Biggest sideways bridge slide in the world

England, Plymouth: Marsh Mills Viaduct

Jacked sliding of a massive nine span flyover in Plymouth was completed successfully in one of the world's most complex civil engineering projects of its kind. The 410 metre long x 5,500 tonne Marsh Mills dual carriageway road deck was jacked sideways 12.2 metres into position using Ø36mm DYWIDAG THREADBARS®.

The overall £12.25 million, 22 months design and build contract was awarded to replace the two viaducts which carry sliproads for the A 38 trunk road at Marsh Mills. The viaducts had to be replaced because their concrete had been rotted by alkaii-silica reaction.

Sliding was chosen as it minimised traffic disruption and saved £l2 million in carriageway lane rental charges; replacing the busy slip roads in the normal way by demolishing them and building new structures would have caused severe traffic disruption for 18 months.

The new deck initially carried traffic while resting on temporary supports. After demolition of the old viaduct, eight new concrete piers and two abutments were built to support the new deck. Road closure was limited to a weekend - eight hours for the slide, 24 hours to allow bearing grout to set and the remainder for asphalting and traffic re-routing.

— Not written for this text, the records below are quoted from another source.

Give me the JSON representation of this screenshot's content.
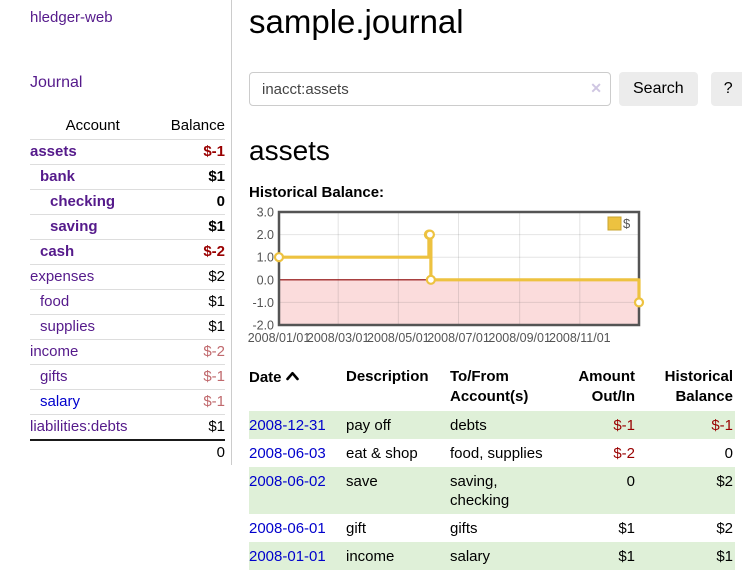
{
  "app": {
    "title": "hledger-web"
  },
  "sidebar": {
    "nav": {
      "journal_label": "Journal"
    },
    "accounts_table": {
      "headers": {
        "account": "Account",
        "balance": "Balance"
      },
      "rows": [
        {
          "name": "assets",
          "balance": "$-1",
          "depth": 1,
          "bold": true,
          "negative": true,
          "color": "purple"
        },
        {
          "name": "bank",
          "balance": "$1",
          "depth": 2,
          "bold": true,
          "negative": false,
          "color": "purple"
        },
        {
          "name": "checking",
          "balance": "0",
          "depth": 3,
          "bold": true,
          "negative": false,
          "color": "purple"
        },
        {
          "name": "saving",
          "balance": "$1",
          "depth": 3,
          "bold": true,
          "negative": false,
          "color": "purple"
        },
        {
          "name": "cash",
          "balance": "$-2",
          "depth": 2,
          "bold": true,
          "negative": true,
          "color": "purple"
        },
        {
          "name": "expenses",
          "balance": "$2",
          "depth": 1,
          "bold": false,
          "negative": false,
          "color": "purple"
        },
        {
          "name": "food",
          "balance": "$1",
          "depth": 2,
          "bold": false,
          "negative": false,
          "color": "purple"
        },
        {
          "name": "supplies",
          "balance": "$1",
          "depth": 2,
          "bold": false,
          "negative": false,
          "color": "purple"
        },
        {
          "name": "income",
          "balance": "$-2",
          "depth": 1,
          "bold": false,
          "negative": true,
          "color": "purple"
        },
        {
          "name": "gifts",
          "balance": "$-1",
          "depth": 2,
          "bold": false,
          "negative": true,
          "color": "purple"
        },
        {
          "name": "salary",
          "balance": "$-1",
          "depth": 2,
          "bold": false,
          "negative": true,
          "color": "blue"
        },
        {
          "name": "liabilities:debts",
          "balance": "$1",
          "depth": 1,
          "bold": false,
          "negative": false,
          "color": "purple"
        }
      ],
      "total": "0"
    }
  },
  "main": {
    "title": "sample.journal",
    "search": {
      "value": "inacct:assets",
      "clear_icon": "✕",
      "search_label": "Search",
      "help_label": "?"
    },
    "account_heading": "assets",
    "chart_heading": "Historical Balance:"
  },
  "chart_data": {
    "type": "line",
    "title": "Historical Balance:",
    "step": true,
    "series": [
      {
        "name": "$",
        "color": "#edc240",
        "points": [
          [
            "2008-01-01",
            1
          ],
          [
            "2008-06-01",
            2
          ],
          [
            "2008-06-02",
            2
          ],
          [
            "2008-06-03",
            0
          ],
          [
            "2008-12-31",
            -1
          ]
        ]
      }
    ],
    "xlim": [
      "2008-01-01",
      "2008-12-31"
    ],
    "ylim": [
      -2,
      3
    ],
    "y_ticks": [
      "3.0",
      "2.0",
      "1.0",
      "0.0",
      "-1.0",
      "-2.0"
    ],
    "x_ticks": [
      {
        "label": "2008/01/01",
        "date": "2008-01-01"
      },
      {
        "label": "2008/03/01",
        "date": "2008-03-01"
      },
      {
        "label": "2008/05/01",
        "date": "2008-05-01"
      },
      {
        "label": "2008/07/01",
        "date": "2008-07-01"
      },
      {
        "label": "2008/09/01",
        "date": "2008-09-01"
      },
      {
        "label": "2008/11/01",
        "date": "2008-11-01"
      }
    ],
    "legend": {
      "label": "$",
      "position": "top-right"
    },
    "grid": true,
    "negative_region_color": "#fbdcdc",
    "zero_line_color": "#8b0000",
    "border_color": "#545454",
    "tick_color": "#545454"
  },
  "register_table": {
    "headers": {
      "date": "Date",
      "description": "Description",
      "tofrom": [
        "To/From",
        "Account(s)"
      ],
      "amount": [
        "Amount",
        "Out/In"
      ],
      "balance": [
        "Historical",
        "Balance"
      ]
    },
    "rows": [
      {
        "date": "2008-12-31",
        "description": "pay off",
        "accounts": "debts",
        "amount": "$-1",
        "amount_negative": true,
        "balance": "$-1",
        "balance_negative": true
      },
      {
        "date": "2008-06-03",
        "description": "eat & shop",
        "accounts": "food, supplies",
        "amount": "$-2",
        "amount_negative": true,
        "balance": "0",
        "balance_negative": false
      },
      {
        "date": "2008-06-02",
        "description": "save",
        "accounts": "saving, checking",
        "amount": "0",
        "amount_negative": false,
        "balance": "$2",
        "balance_negative": false
      },
      {
        "date": "2008-06-01",
        "description": "gift",
        "accounts": "gifts",
        "amount": "$1",
        "amount_negative": false,
        "balance": "$2",
        "balance_negative": false
      },
      {
        "date": "2008-01-01",
        "description": "income",
        "accounts": "salary",
        "amount": "$1",
        "amount_negative": false,
        "balance": "$1",
        "balance_negative": false
      }
    ]
  }
}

The operation began at 02.00 hours on the Saturday morning and a problem emerged after the very first 600 mm jacking stroke. The merge slide was downhill on a 2.85 per cent slope which required four braking points. Unfortunately, the non-stick PTFE coated sliding surfaces had less friction than expected and one end skewed out of line.

The deck had to be realigned to prevent the parallel sliding tracks from jamming and all the precise planning gave way to on-site engineering judgement. The solution was to restrain movement at the eastern end by placing chocks in the slide track. Polishing of the slide tracks was abandoned and site grime left undisturbed to increase friction slightly.

Pulling recommenced at 06.00 hours and the deck was realigned shortly afterwards.

At 14.50 hours the deck was inched into position completing civil engineering's biggest ever bridge slide. The repositioned bridge opened to traffic on schedule at 06.30 hours on the Sunday.